Organized in seven movements, the book’s structure is also inherently musical, influenced by Gedney’s avid appreciation for twentieth-century composers like Karlheinz Stockhausen, Roger Sessions, and especially Charles Ives. Music becomes a motif: the recurring appearance of the guitar in the first movement, a wooden recorder in the next. We wake up inside a crowded communal room, with two shadowy, androgynous-looking people, lying on the floor in a rumpled blanket, one cradling the other’s face as he reaches idly for a guitar propped in the corner.
“Youth restlessly lounging over parked cars, in doorways, against store windows, garbage cans, parking meters, trees, each other,” Gedney writes in his notebook. We are drawn to the infinite and unconscious arrangements of bodies, curled up against each other but gazing outward and away; bodies sleeping under tables; hands snaking around waists, kissing, hugging, hands clasping hands; or of clusters of bodies, drinking tea on mattresses in front of portraits of Jean Harlow and Marlon Brando, or playing guitar in stairwells and slouching on stoops. Many of the pictures were made inside a communal house called “the Pad,” near the Grateful Dead’s house. And the concluding sequence of the book takes place at a Human Be-In at Golden Gate Park. Twenty thousand people showed up but Gedney sought out individuals: a couple lying on the grass in deep conversation, a boy draped in beads staring defiantly at the camera, and another, eyes downcast, holding himself tightly close. In the final image, a lone man in the foreground hunches his shoulders, looking on as blurred figures wander off into the fog. With his hair cut short and in a dress shirt, the observer is an outsider in this world, a proxy for the photographer himself.

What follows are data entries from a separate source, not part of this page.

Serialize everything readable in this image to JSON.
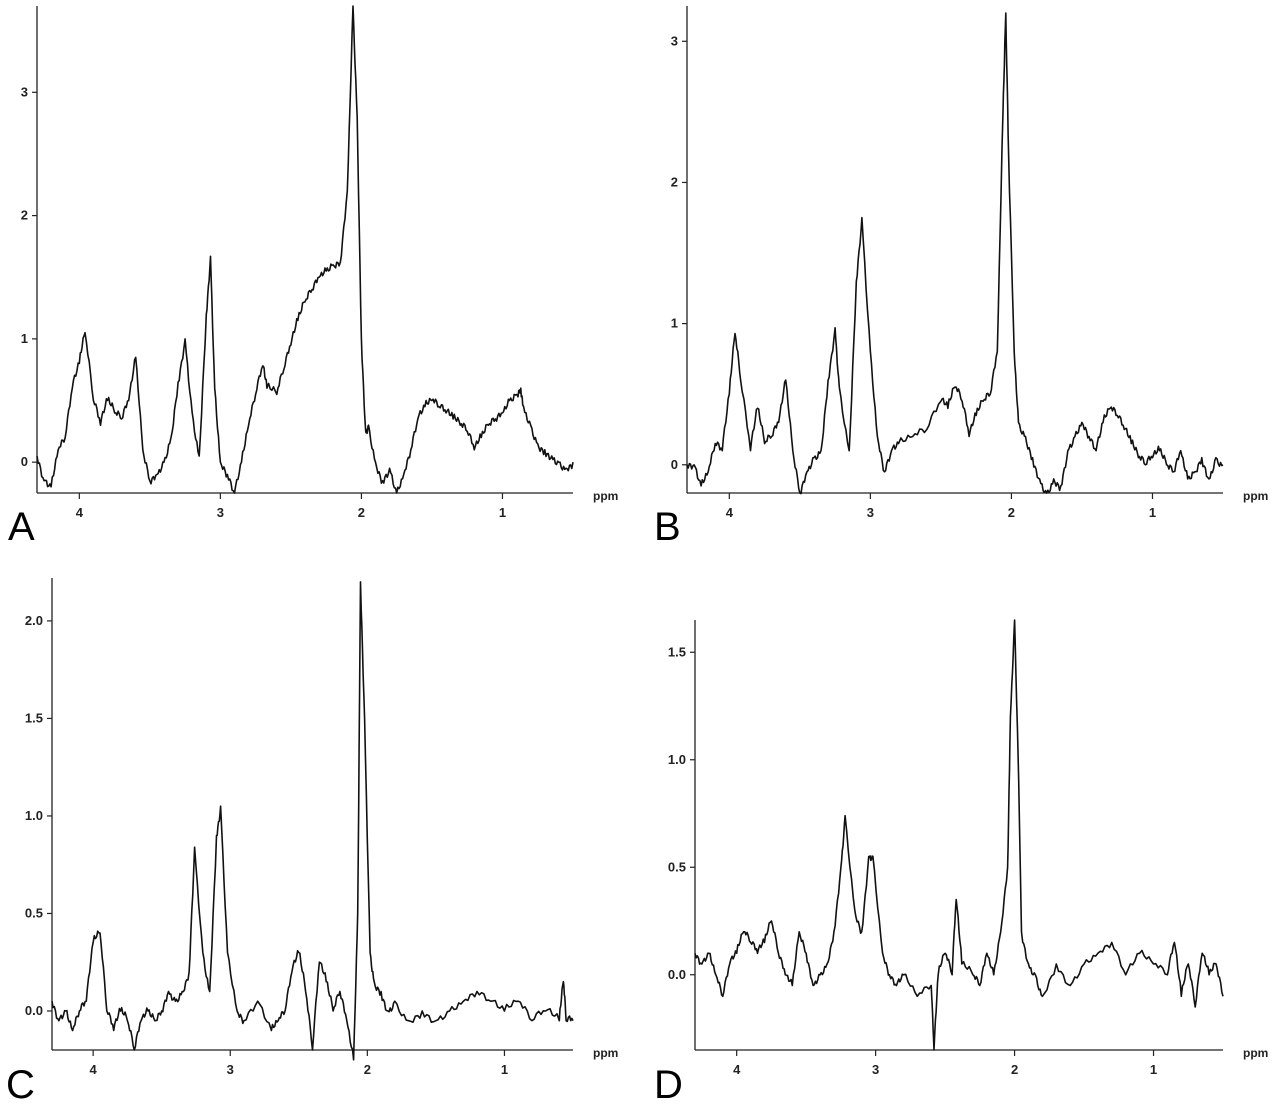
{
  "chart_data": [
    {
      "panel": "A",
      "type": "line",
      "xlabel": "ppm",
      "xlim": [
        4.3,
        0.5
      ],
      "ylim": [
        -0.25,
        3.7
      ],
      "x_ticks": [
        4,
        3,
        2,
        1
      ],
      "y_ticks": [
        0,
        1,
        2,
        3
      ],
      "y_tick_labels": [
        "0",
        "1",
        "2",
        "3"
      ],
      "x": [
        4.3,
        4.25,
        4.2,
        4.15,
        4.1,
        4.05,
        4.0,
        3.96,
        3.9,
        3.85,
        3.8,
        3.75,
        3.7,
        3.65,
        3.6,
        3.55,
        3.5,
        3.45,
        3.4,
        3.35,
        3.3,
        3.25,
        3.2,
        3.15,
        3.1,
        3.07,
        3.04,
        3.0,
        2.95,
        2.9,
        2.85,
        2.8,
        2.75,
        2.7,
        2.67,
        2.6,
        2.55,
        2.5,
        2.45,
        2.4,
        2.35,
        2.3,
        2.25,
        2.2,
        2.15,
        2.1,
        2.06,
        2.03,
        2.0,
        1.97,
        1.95,
        1.9,
        1.85,
        1.8,
        1.75,
        1.7,
        1.65,
        1.6,
        1.55,
        1.5,
        1.45,
        1.4,
        1.35,
        1.3,
        1.25,
        1.2,
        1.15,
        1.1,
        1.05,
        1.0,
        0.95,
        0.9,
        0.87,
        0.85,
        0.8,
        0.75,
        0.7,
        0.65,
        0.6,
        0.55,
        0.5
      ],
      "y": [
        0.05,
        -0.15,
        -0.2,
        0.1,
        0.2,
        0.6,
        0.8,
        1.05,
        0.5,
        0.3,
        0.5,
        0.4,
        0.35,
        0.5,
        0.85,
        0.1,
        -0.15,
        -0.1,
        0.0,
        0.2,
        0.65,
        1.0,
        0.4,
        0.05,
        1.2,
        1.67,
        0.6,
        0.0,
        -0.1,
        -0.25,
        0.0,
        0.3,
        0.55,
        0.78,
        0.6,
        0.55,
        0.75,
        0.95,
        1.15,
        1.3,
        1.4,
        1.5,
        1.55,
        1.6,
        1.62,
        2.2,
        3.7,
        2.8,
        1.0,
        0.25,
        0.3,
        0.0,
        -0.15,
        -0.05,
        -0.25,
        -0.1,
        0.1,
        0.35,
        0.45,
        0.5,
        0.45,
        0.4,
        0.35,
        0.3,
        0.25,
        0.1,
        0.2,
        0.3,
        0.35,
        0.4,
        0.5,
        0.55,
        0.6,
        0.45,
        0.3,
        0.15,
        0.1,
        0.05,
        0.0,
        -0.05,
        0.0
      ]
    },
    {
      "panel": "B",
      "type": "line",
      "xlabel": "ppm",
      "xlim": [
        4.3,
        0.5
      ],
      "ylim": [
        -0.2,
        3.25
      ],
      "x_ticks": [
        4,
        3,
        2,
        1
      ],
      "y_ticks": [
        0,
        1,
        2,
        3
      ],
      "y_tick_labels": [
        "0",
        "1",
        "2",
        "3"
      ],
      "x": [
        4.3,
        4.25,
        4.2,
        4.15,
        4.1,
        4.05,
        4.0,
        3.96,
        3.92,
        3.85,
        3.8,
        3.75,
        3.7,
        3.65,
        3.6,
        3.55,
        3.5,
        3.45,
        3.4,
        3.35,
        3.3,
        3.25,
        3.22,
        3.15,
        3.1,
        3.06,
        3.0,
        2.95,
        2.9,
        2.85,
        2.8,
        2.7,
        2.6,
        2.5,
        2.45,
        2.4,
        2.35,
        2.3,
        2.25,
        2.2,
        2.15,
        2.1,
        2.06,
        2.04,
        2.02,
        1.98,
        1.95,
        1.9,
        1.85,
        1.8,
        1.75,
        1.7,
        1.65,
        1.6,
        1.55,
        1.5,
        1.45,
        1.4,
        1.35,
        1.3,
        1.25,
        1.2,
        1.15,
        1.1,
        1.05,
        1.0,
        0.95,
        0.9,
        0.85,
        0.8,
        0.75,
        0.7,
        0.65,
        0.6,
        0.55,
        0.5
      ],
      "y": [
        0.0,
        0.0,
        -0.15,
        -0.05,
        0.15,
        0.1,
        0.5,
        0.93,
        0.6,
        0.1,
        0.4,
        0.15,
        0.2,
        0.3,
        0.6,
        0.1,
        -0.2,
        -0.05,
        0.05,
        0.1,
        0.6,
        0.97,
        0.55,
        0.1,
        1.3,
        1.75,
        0.8,
        0.2,
        -0.05,
        0.1,
        0.15,
        0.2,
        0.25,
        0.45,
        0.4,
        0.55,
        0.45,
        0.2,
        0.35,
        0.45,
        0.5,
        0.8,
        2.5,
        3.2,
        2.2,
        0.8,
        0.3,
        0.2,
        0.05,
        -0.1,
        -0.2,
        -0.1,
        -0.15,
        0.1,
        0.2,
        0.3,
        0.2,
        0.1,
        0.3,
        0.4,
        0.35,
        0.25,
        0.15,
        0.05,
        0.0,
        0.05,
        0.1,
        0.0,
        -0.05,
        0.1,
        -0.1,
        -0.05,
        0.05,
        -0.1,
        0.05,
        0.0
      ]
    },
    {
      "panel": "C",
      "type": "line",
      "xlabel": "ppm",
      "xlim": [
        4.3,
        0.5
      ],
      "ylim": [
        -0.2,
        2.22
      ],
      "x_ticks": [
        4,
        3,
        2,
        1
      ],
      "y_ticks": [
        0,
        0.5,
        1.0,
        1.5,
        2.0
      ],
      "y_tick_labels": [
        "0.0",
        "0.5",
        "1.0",
        "1.5",
        "2.0"
      ],
      "x": [
        4.3,
        4.25,
        4.2,
        4.15,
        4.1,
        4.05,
        4.0,
        3.95,
        3.9,
        3.85,
        3.8,
        3.75,
        3.7,
        3.65,
        3.6,
        3.55,
        3.5,
        3.45,
        3.4,
        3.35,
        3.3,
        3.26,
        3.2,
        3.15,
        3.1,
        3.07,
        3.02,
        2.95,
        2.9,
        2.8,
        2.7,
        2.65,
        2.6,
        2.55,
        2.5,
        2.45,
        2.4,
        2.35,
        2.3,
        2.25,
        2.2,
        2.15,
        2.1,
        2.07,
        2.05,
        2.02,
        1.98,
        1.95,
        1.9,
        1.85,
        1.8,
        1.7,
        1.6,
        1.5,
        1.4,
        1.3,
        1.2,
        1.1,
        1.0,
        0.9,
        0.8,
        0.7,
        0.6,
        0.57,
        0.55,
        0.5
      ],
      "y": [
        0.05,
        -0.05,
        0.0,
        -0.1,
        0.0,
        0.05,
        0.35,
        0.4,
        0.0,
        -0.1,
        0.0,
        -0.05,
        -0.2,
        -0.05,
        0.0,
        -0.05,
        0.0,
        0.1,
        0.05,
        0.1,
        0.2,
        0.84,
        0.3,
        0.1,
        0.9,
        1.05,
        0.3,
        0.0,
        -0.05,
        0.05,
        -0.1,
        -0.05,
        0.0,
        0.2,
        0.3,
        0.1,
        -0.2,
        0.25,
        0.15,
        0.0,
        0.1,
        -0.05,
        -0.25,
        0.5,
        2.2,
        1.5,
        0.3,
        0.15,
        0.1,
        0.0,
        0.05,
        -0.05,
        0.0,
        -0.05,
        0.0,
        0.05,
        0.1,
        0.05,
        0.0,
        0.05,
        -0.05,
        0.0,
        -0.05,
        0.15,
        -0.05,
        -0.05
      ]
    },
    {
      "panel": "D",
      "type": "line",
      "xlabel": "ppm",
      "xlim": [
        4.3,
        0.5
      ],
      "ylim": [
        -0.35,
        1.65
      ],
      "x_ticks": [
        4,
        3,
        2,
        1
      ],
      "y_ticks": [
        0,
        0.5,
        1.0,
        1.5
      ],
      "y_tick_labels": [
        "0.0",
        "0.5",
        "1.0",
        "1.5"
      ],
      "x": [
        4.3,
        4.25,
        4.2,
        4.15,
        4.1,
        4.05,
        4.0,
        3.95,
        3.9,
        3.85,
        3.8,
        3.75,
        3.7,
        3.65,
        3.6,
        3.55,
        3.5,
        3.45,
        3.4,
        3.35,
        3.3,
        3.25,
        3.22,
        3.15,
        3.1,
        3.05,
        3.02,
        2.95,
        2.9,
        2.85,
        2.8,
        2.7,
        2.6,
        2.58,
        2.55,
        2.5,
        2.45,
        2.42,
        2.38,
        2.3,
        2.25,
        2.2,
        2.15,
        2.1,
        2.05,
        2.03,
        2.0,
        1.97,
        1.95,
        1.9,
        1.85,
        1.8,
        1.7,
        1.6,
        1.5,
        1.4,
        1.3,
        1.2,
        1.1,
        1.0,
        0.9,
        0.85,
        0.8,
        0.75,
        0.7,
        0.65,
        0.6,
        0.55,
        0.5
      ],
      "y": [
        0.1,
        0.05,
        0.1,
        0.0,
        -0.1,
        0.05,
        0.1,
        0.2,
        0.15,
        0.1,
        0.15,
        0.25,
        0.1,
        0.0,
        -0.05,
        0.2,
        0.1,
        -0.05,
        0.0,
        0.05,
        0.2,
        0.5,
        0.74,
        0.3,
        0.2,
        0.55,
        0.55,
        0.1,
        0.0,
        -0.05,
        0.0,
        -0.1,
        -0.05,
        -0.35,
        0.0,
        0.1,
        0.0,
        0.35,
        0.05,
        0.0,
        -0.05,
        0.1,
        0.0,
        0.2,
        0.5,
        1.2,
        1.65,
        0.9,
        0.2,
        0.05,
        0.0,
        -0.1,
        0.05,
        -0.05,
        0.05,
        0.1,
        0.15,
        0.0,
        0.1,
        0.05,
        0.0,
        0.15,
        -0.1,
        0.05,
        -0.15,
        0.1,
        0.0,
        0.05,
        -0.1
      ]
    }
  ]
}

In the last months of Gedney’s life, Joseph Caldwell recalls in his memoir, he only occasionally mentioned the books that came close to publication but were never realized—a deluxe edition of his India work, a book of his series of portraits of composers. “Could he have become so discouraged by these disappointments that he suffered a photographer’s version of writer’s block?” Caldwell writes. And yet: “Even though he had no instinct for self-promotion, he did have—I don’t doubt—a sure sense of his own worth and the artistic value of the work he’d done.”

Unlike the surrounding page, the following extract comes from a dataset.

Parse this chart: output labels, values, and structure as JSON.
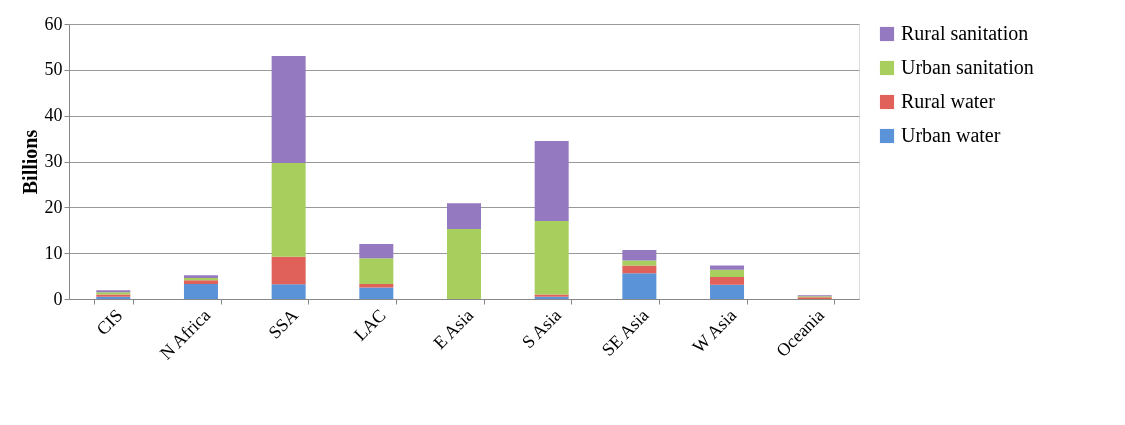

The overdue arrival of this Gedney book is also a testament to the artist’s faith in the longevity of his work and the degree of sacrifice he undertook to protect it. Often, I walk past Gedney’s old apartment in Clinton Hill, Brooklyn, and look up at the window from which he made a daily series of the same photograph of the view outside: the elevated train that ran along Myrtle Avenue in those years, the shops and street below, and I think of the long, cold winters he spent working there, of his pictures of the street blanketed in snow.
A Time of Youth: San Francisco 1966–1967 was published by Duke University Press in 2021.